親の年金の振込先を子の口座に変更できるのか。
年金の振込先口座は、本人名義の口座であれば自由に変更が可能だ。
しかし、あくまで本人名義の口座に限られており、たとえ子であろうと他人名義の口座に変更することはできない。
仮に、子以外で本人から委任を受けた代理人であっても、他人名義の口座に変更することは不可能だ。
年金の口座を子どもの口座にすることはできない、
かといって本人名義の口座からお金を引き出すこともできず、年金を本人の生活費や老後資金として利用できない。
そんなときは成年後見制度を活用してみては。
成年後見制度とは、後見人となる人が本人の財産管理などを行う制度だ。
この制度を活用することで、原則本人しか行うことのできない預金口座からのお金の引き出しが、後見人によって可能になる。

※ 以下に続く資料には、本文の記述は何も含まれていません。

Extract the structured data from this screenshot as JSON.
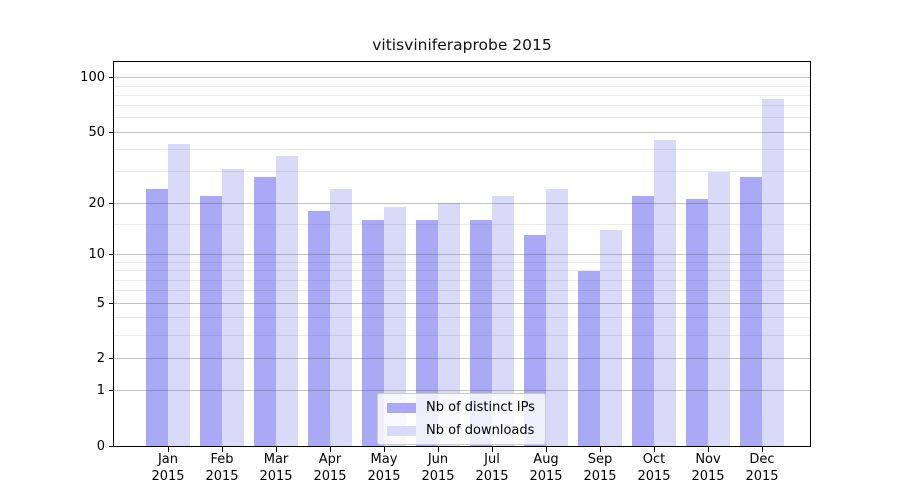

金融機関においても、認知能力を失くした方の口座からお金を引き出す際は、基本的に成年後見制度の利用を推奨している。
成年後見制度には法定後見と任意後見とがある。
法定後見とは、本人の判断能力が不十分となった後に家庭裁判所に申し立て、後見人を選任してもらう方法だ。
任意後見とは、本人の判断能力が十分な状態で、あらかじめ後見人を決めておく方法だ。
認知症を発症して判断能力が不十分となった状態で後見制度を利用する場合、基本的には法定後見になる。
法定後見を申し立てできる人には本人や配偶者の他、4親等以内の親族も含まれるため、子が行うことも可能だ。
詳細については、本人が現在住んでいる場所を管轄する家庭裁判所へご相談すること。
年金の受取口座は本人名義の口座に限られており、子であっても他人名義の口座を受取先に設定することはできない。
認知症を発症していると銀行の口座が凍結されることもある。
そういった場合は成年後見制度を活用して口座内のお金を利用することが原則だ。
親が認知症となった後は無理にお金を引き出そうとしたり、口座を変更したりしようとするのではなく、成年後見制度を活用するようにしていけば安心だ。